The stem cells help in an unexpected way. Rather than replacing dead or damaged memory cells in the brain, the stem cells release a protein that increases connections between existing neurons.
Instead of filling in the memory holes left by lesions, the stem cells are just making all the other memory cells work more effectively.
The protein being secreted, if isolated, could be produced to help people with memory loss, researchers suggest. The mice were given neural stem cells. A human would receive human neural stem cells from a human brain, perhaps from an organ donor. These are different than embryonic stem cells, about which ethical debates abound.
“We see that in [the hippocampus] there are much more connections between the remaining cells if we added our stem cells,” said Matthew Blurton-Jones, a contributing author and researcher to the study published in the Oct. 31 Journal of Neuroscience.
Scientists introduced a jellyfish protein that glows green under black lights into their genetically-engineered mice, that were created solely for their glowing stem cells. They then injected those easily traceable cells into the mice that suffered from lesions.
Only about 4%, or 8,000 of the cells, turned into memory cells, which led the scientists to conclude that the boosted connections — not the new neurons — recovered the memory.

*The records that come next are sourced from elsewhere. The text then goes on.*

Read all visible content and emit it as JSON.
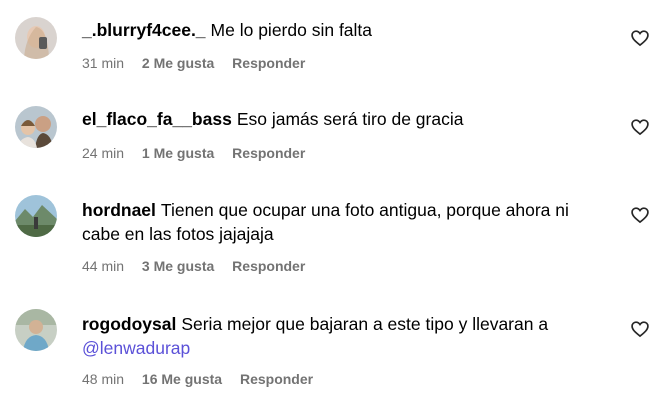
{
  "comments": [
    {
      "username": "_.blurryf4cee._",
      "text": "Me lo pierdo sin falta",
      "mention": "",
      "time": "31 min",
      "likes": "2 Me gusta",
      "reply": "Responder",
      "avatar_icon": "profile-photo"
    },
    {
      "username": "el_flaco_fa__bass",
      "text": "Eso jamás será tiro de gracia",
      "mention": "",
      "time": "24 min",
      "likes": "1 Me gusta",
      "reply": "Responder",
      "avatar_icon": "profile-photo"
    },
    {
      "username": "hordnael",
      "text": "Tienen que ocupar una foto antigua, porque ahora ni cabe en las fotos jajajaja",
      "mention": "",
      "time": "44 min",
      "likes": "3 Me gusta",
      "reply": "Responder",
      "avatar_icon": "profile-photo"
    },
    {
      "username": "rogodoysal",
      "text": "Seria mejor que bajaran a este tipo y llevaran a",
      "mention": "@lenwadurap",
      "time": "48 min",
      "likes": "16 Me gusta",
      "reply": "Responder",
      "avatar_icon": "profile-photo"
    }
  ],
  "icons": {
    "like": "heart-outline-icon"
  },
  "colors": {
    "meta": "#737373",
    "mention": "#5b51d8"
  }
}
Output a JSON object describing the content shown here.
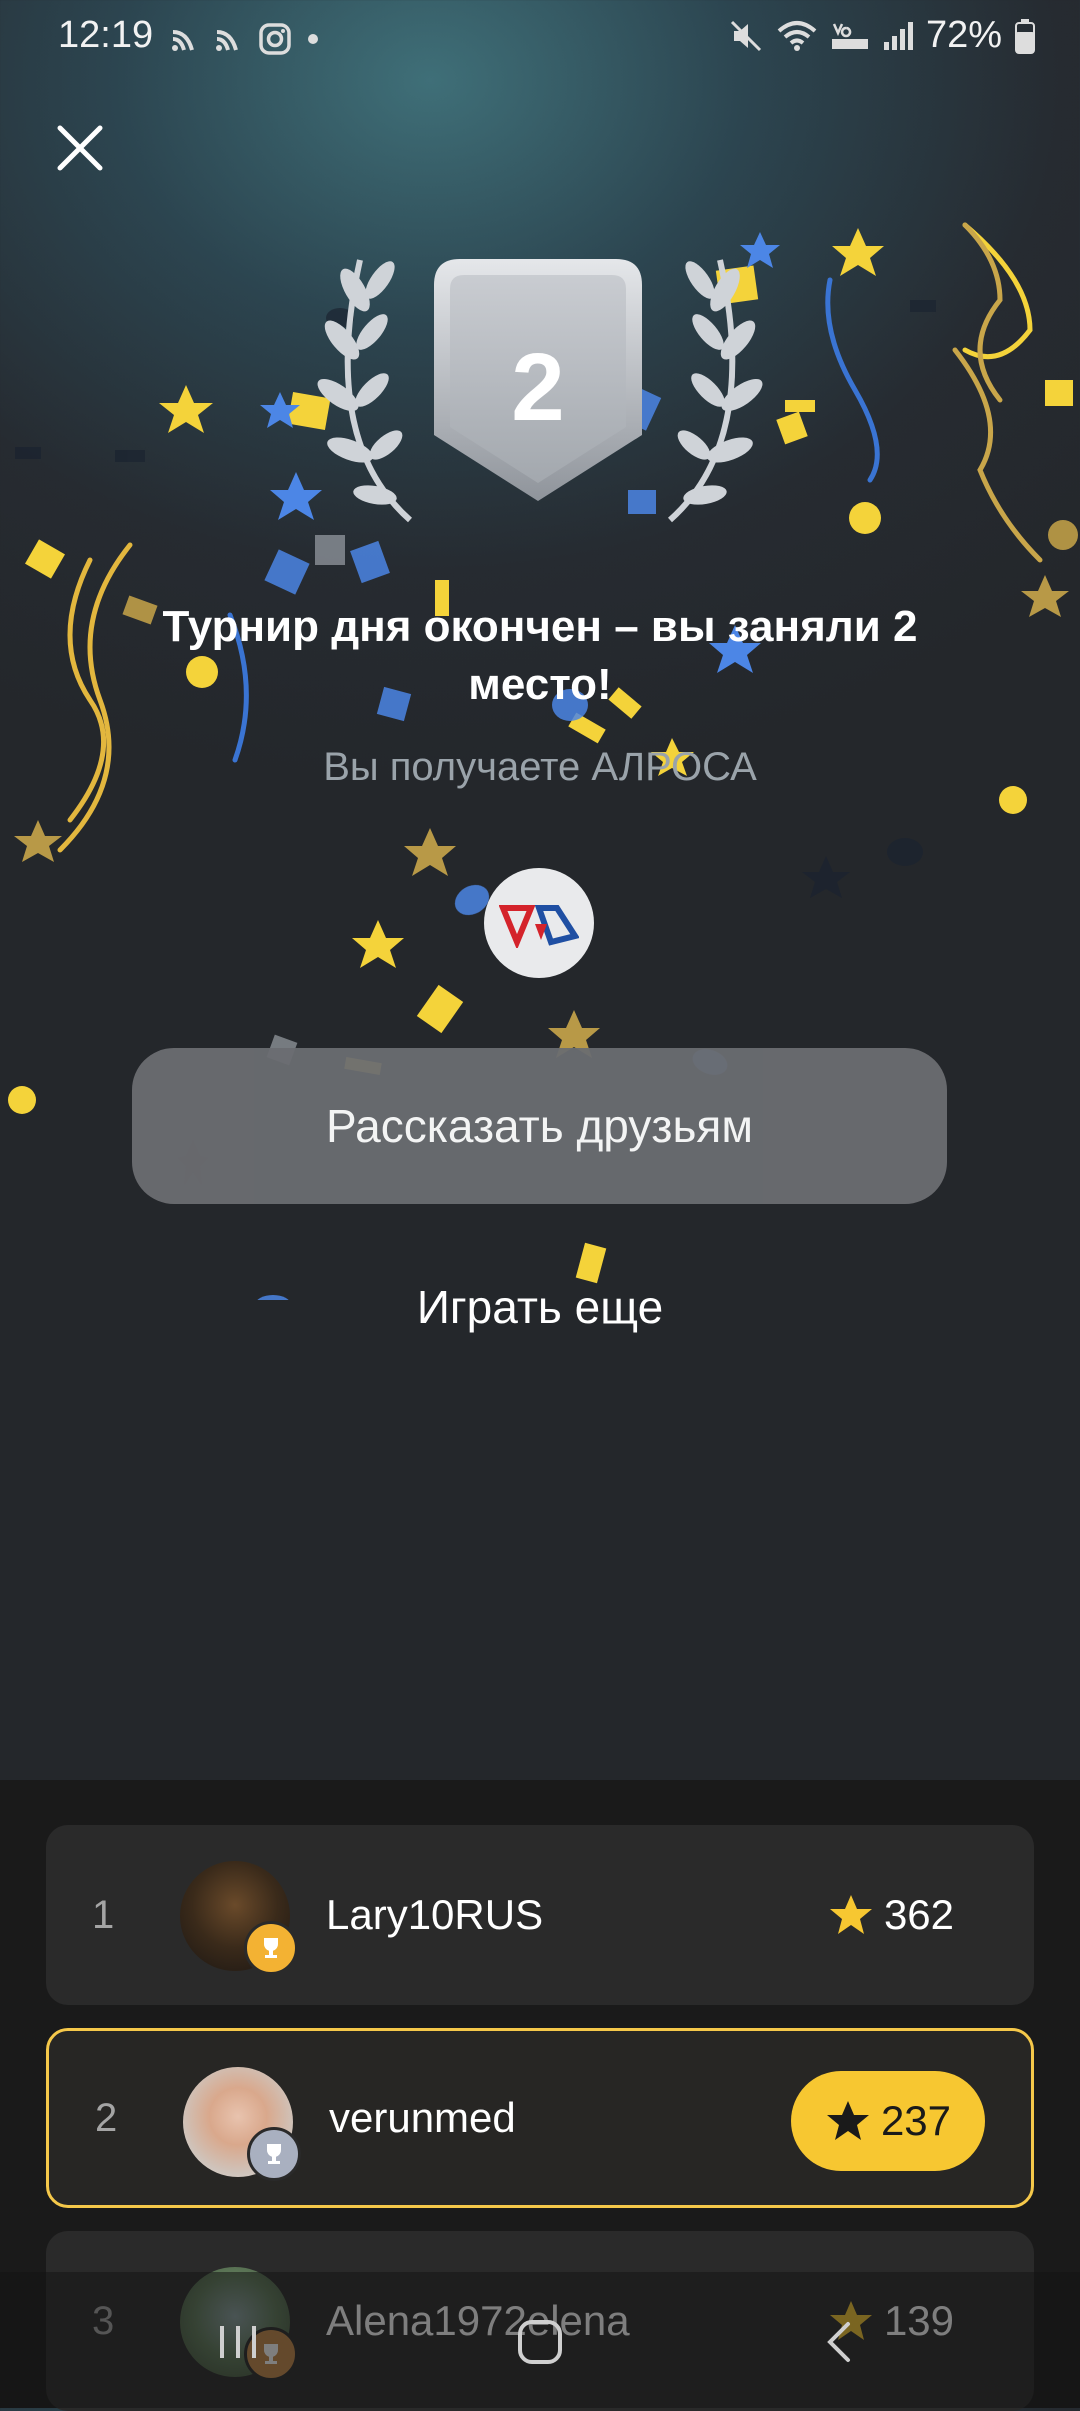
{
  "status_bar": {
    "time": "12:19",
    "battery": "72%"
  },
  "result": {
    "place_number": "2",
    "title": "Турнир дня окончен – вы заняли 2 место!",
    "subtitle": "Вы получаете АЛРОСА"
  },
  "actions": {
    "share_label": "Рассказать друзьям",
    "play_again_label": "Играть еще"
  },
  "leaderboard": {
    "rows": [
      {
        "rank": "1",
        "name": "Lary10RUS",
        "score": "362"
      },
      {
        "rank": "2",
        "name": "verunmed",
        "score": "237"
      },
      {
        "rank": "3",
        "name": "Alena1972elena",
        "score": "139"
      }
    ]
  },
  "colors": {
    "accent": "#f7c731",
    "gold_cup": "#f3b233",
    "silver_cup": "#a9b0c0",
    "bronze_cup": "#c58a4a"
  }
}
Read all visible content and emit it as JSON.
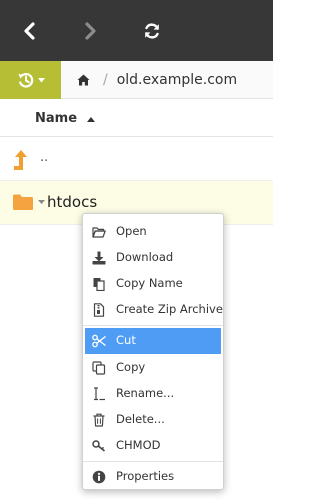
{
  "toolbar": {
    "back_icon": "chevron-left-icon",
    "forward_icon": "chevron-right-icon",
    "refresh_icon": "refresh-icon",
    "background": "#373737"
  },
  "pathbar": {
    "history_icon": "history-icon",
    "home_icon": "home-icon",
    "separator": "/",
    "path": "old.example.com",
    "accent": "#b5be34"
  },
  "list": {
    "header_name": "Name",
    "sort": "ascending",
    "rows": [
      {
        "name": "..",
        "type": "parent",
        "icon": "level-up-icon"
      },
      {
        "name": "htdocs",
        "type": "folder",
        "icon": "folder-icon"
      }
    ]
  },
  "context_menu": {
    "items": [
      {
        "label": "Open",
        "icon": "folder-open-icon"
      },
      {
        "label": "Download",
        "icon": "download-icon"
      },
      {
        "label": "Copy Name",
        "icon": "copy-name-icon"
      },
      {
        "label": "Create Zip Archive",
        "icon": "zip-archive-icon"
      },
      {
        "label": "Cut",
        "icon": "scissors-icon",
        "active": true
      },
      {
        "label": "Copy",
        "icon": "copy-icon"
      },
      {
        "label": "Rename...",
        "icon": "text-cursor-icon"
      },
      {
        "label": "Delete...",
        "icon": "trash-icon"
      },
      {
        "label": "CHMOD",
        "icon": "key-icon"
      },
      {
        "label": "Properties",
        "icon": "info-icon"
      }
    ],
    "highlight_color": "#4f9cf5"
  }
}
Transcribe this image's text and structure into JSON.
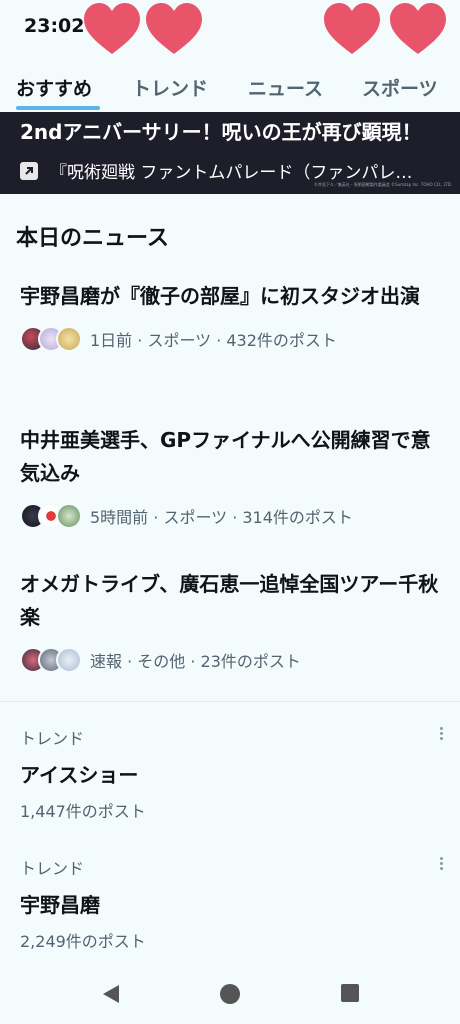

The research team tested the mice’s place and object recognition. Mice were put in a square environment with two round objects in the middle, then a round environment with two square objects in the middle. The mice had five minutes to explore and remember their environments.
The team then switched one of the round and square objects with each other. If the mice explored (sniffed, looked at, circled) the new object more than the rest of the area, it meant they remembered everything except, of course, the new object. If they explored the whole environment again like it was new, it showed a problem with their memory.